No problem. I wasn't getting "nitpicky", I was merely jesting as per the bet proposed above and specifying my own personal parameters in direct response to Panini.
As you said, it's "...not who is better, but what is more recognizable." My point exactly. Everyone is different and knowledge and information are not always equally distributed. So at this point, anyone reading this thread has now heard of Lobel's of NY in Manhattan on Madison Ave (read about their history
). As far as I'm concerned, anyone who raises cattle for food and slaughters them had better have quality meat no matter where they're raised, be it Texas or Timbuktu.
And you're right, "...we're talking about level of quality" as well. Both Texas ranchers and Lobel's provide the best of the best.

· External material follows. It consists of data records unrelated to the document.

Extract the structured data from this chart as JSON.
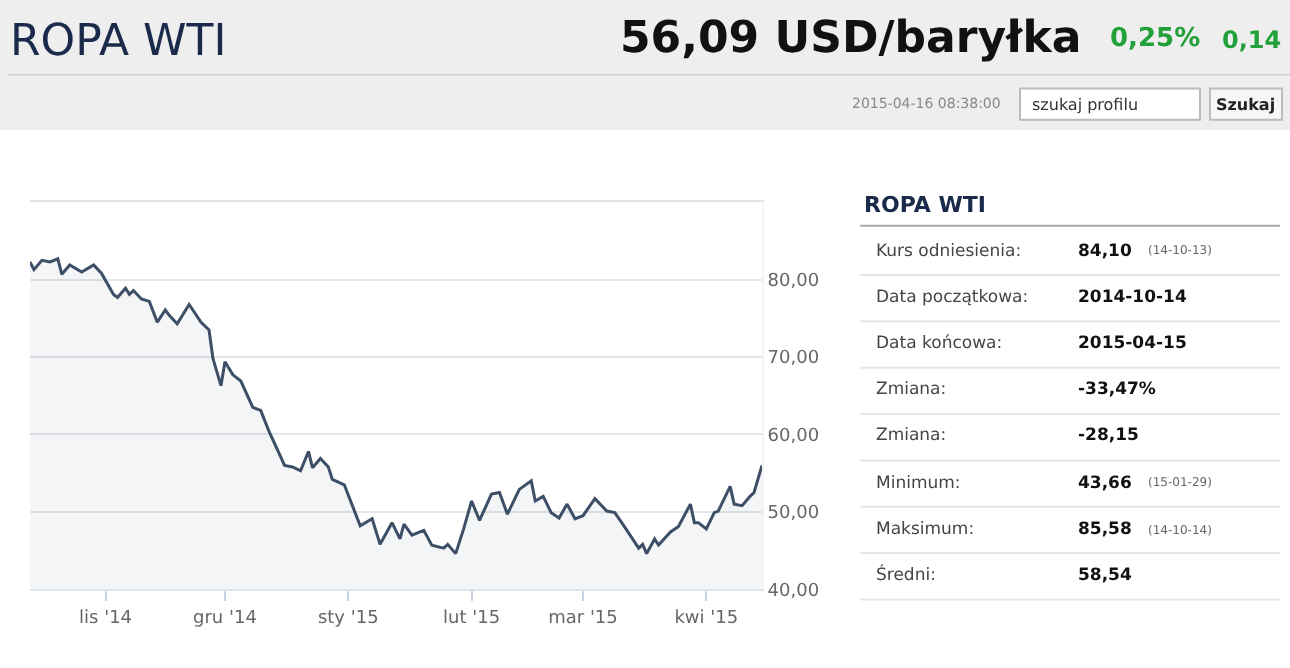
{
  "chart_data": {
    "type": "area",
    "title": "ROPA WTI",
    "x": [
      "2014-10-13",
      "2014-10-14",
      "2014-10-16",
      "2014-10-18",
      "2014-10-20",
      "2014-10-21",
      "2014-10-23",
      "2014-10-26",
      "2014-10-29",
      "2014-10-31",
      "2014-11-03",
      "2014-11-04",
      "2014-11-06",
      "2014-11-07",
      "2014-11-08",
      "2014-11-10",
      "2014-11-12",
      "2014-11-14",
      "2014-11-16",
      "2014-11-17",
      "2014-11-19",
      "2014-11-22",
      "2014-11-25",
      "2014-11-27",
      "2014-11-28",
      "2014-11-30",
      "2014-12-01",
      "2014-12-03",
      "2014-12-05",
      "2014-12-08",
      "2014-12-10",
      "2014-12-12",
      "2014-12-16",
      "2014-12-18",
      "2014-12-20",
      "2014-12-22",
      "2014-12-23",
      "2014-12-25",
      "2014-12-27",
      "2014-12-28",
      "2014-12-31",
      "2015-01-04",
      "2015-01-07",
      "2015-01-09",
      "2015-01-12",
      "2015-01-14",
      "2015-01-15",
      "2015-01-17",
      "2015-01-20",
      "2015-01-22",
      "2015-01-25",
      "2015-01-26",
      "2015-01-28",
      "2015-01-30",
      "2015-02-01",
      "2015-02-03",
      "2015-02-06",
      "2015-02-08",
      "2015-02-10",
      "2015-02-13",
      "2015-02-16",
      "2015-02-17",
      "2015-02-19",
      "2015-02-21",
      "2015-02-23",
      "2015-02-25",
      "2015-02-27",
      "2015-03-01",
      "2015-03-04",
      "2015-03-07",
      "2015-03-09",
      "2015-03-11",
      "2015-03-15",
      "2015-03-16",
      "2015-03-17",
      "2015-03-19",
      "2015-03-20",
      "2015-03-23",
      "2015-03-25",
      "2015-03-28",
      "2015-03-29",
      "2015-03-30",
      "2015-04-01",
      "2015-04-03",
      "2015-04-04",
      "2015-04-07",
      "2015-04-08",
      "2015-04-10",
      "2015-04-12",
      "2015-04-13",
      "2015-04-15"
    ],
    "series": [
      {
        "color": "#3d4f66",
        "values": [
          82.3,
          81.3,
          82.5,
          82.3,
          82.7,
          80.7,
          81.9,
          81.0,
          81.9,
          80.8,
          78.1,
          77.7,
          78.9,
          78.1,
          78.6,
          77.5,
          77.2,
          74.5,
          76.1,
          75.4,
          74.3,
          76.8,
          74.5,
          73.5,
          69.8,
          66.3,
          69.4,
          67.7,
          66.9,
          63.5,
          63.1,
          60.5,
          56.0,
          55.8,
          55.3,
          57.8,
          55.7,
          56.9,
          55.8,
          54.2,
          53.5,
          48.2,
          49.1,
          45.8,
          48.6,
          46.5,
          48.4,
          47.0,
          47.6,
          45.7,
          45.3,
          45.8,
          44.6,
          47.8,
          51.4,
          48.9,
          52.3,
          52.5,
          49.7,
          52.9,
          54.0,
          51.4,
          52.0,
          49.9,
          49.2,
          51.0,
          49.1,
          49.5,
          51.7,
          50.1,
          49.9,
          48.4,
          45.3,
          45.8,
          44.6,
          46.5,
          45.7,
          47.4,
          48.1,
          51.0,
          48.6,
          48.6,
          47.8,
          49.9,
          50.1,
          53.3,
          51.0,
          50.8,
          52.0,
          52.5,
          56.0
        ]
      }
    ],
    "xlim": [
      "2014-10-13",
      "2015-04-15"
    ],
    "xticks": [
      {
        "value": "2014-11-01",
        "label": "lis '14"
      },
      {
        "value": "2014-12-01",
        "label": "gru '14"
      },
      {
        "value": "2015-01-01",
        "label": "sty '15"
      },
      {
        "value": "2015-02-01",
        "label": "lut '15"
      },
      {
        "value": "2015-03-01",
        "label": "mar '15"
      },
      {
        "value": "2015-04-01",
        "label": "kwi '15"
      }
    ],
    "ylim": [
      40,
      90
    ],
    "yticks": [
      {
        "value": 40,
        "label": "40,00"
      },
      {
        "value": 50,
        "label": "50,00"
      },
      {
        "value": 60,
        "label": "60,00"
      },
      {
        "value": 70,
        "label": "70,00"
      },
      {
        "value": 80,
        "label": "80,00"
      }
    ],
    "grid": "y",
    "annotations": [
      "56,09 USD/baryłka",
      "0,25%",
      "0,14",
      "2015-04-16 08:38:00",
      "szukaj profilu",
      "Szukaj",
      "ROPA WTI",
      "Kurs odniesienia:",
      "84,10",
      "(14-10-13)",
      "Data początkowa:",
      "2014-10-14",
      "Data końcowa:",
      "2015-04-15",
      "Zmiana:",
      "-33,47%",
      "Zmiana:",
      "-28,15",
      "Minimum:",
      "43,66",
      "(15-01-29)",
      "Maksimum:",
      "85,58",
      "(14-10-14)",
      "Średni:",
      "58,54"
    ]
  }
}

I have a feeling that I personally would have a better chance at getting the best of the best if I purchased from Lobel's rather than a Texas rancher who may or may not choose to or be able to provide me with the exact cut I want since most of the premium cuts are already sold as confirmed by above posts.

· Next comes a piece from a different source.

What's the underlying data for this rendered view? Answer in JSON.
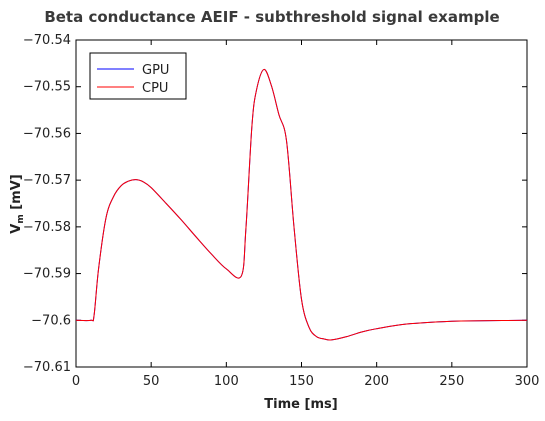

The Lobel family has been butchering for several generations and is known for dry-aging their beef four to six weeks - now that's what I'm
after. If no one has heard of dry-aging beef, it brings out the beef flavor and increases tenderness because flavors are concentrated and enzymes break down. "It is known that tenderness decreases immediately after slaughter while rigor mortis takes place (taking 6 to 12 hours to complete); then tenderness increases gradually." "Dry-aged beef has a wonderful, rich, beefy taste I associate with fine beef," says Bruce Aidells, author (with Denis Kelly) of The Complete Meat Cookbook
. "It's mellow and intense."
Basically dry aging beef makes a fantastic steak - phenomenal. Top steak houses dry-age beef for up to 4 months. Cook's Illustrated
and Alton Brown support this technique and provide methods which consumers can use at home to achieve a similar goal. Most butchers no longer dry-age beef because of dry-aged beef loses weight (intensifying the flavors) which means less beef costs more money. Money that average consumers aren't willing to spend.Dry-Aged Beef: Try a Little Tenderness
A good steak is a good steak. I don't care if my neighbor raised it as long as it's good. My preference is the bone-in rib-eye steak or the T-bone. Filet mignons don't have enough flavor or texture for me. All I know is that I'm sure I'd appreciate any kobe (or more specifically Tajima
) beef and Lobel's, hence my quick response to the initial proposal.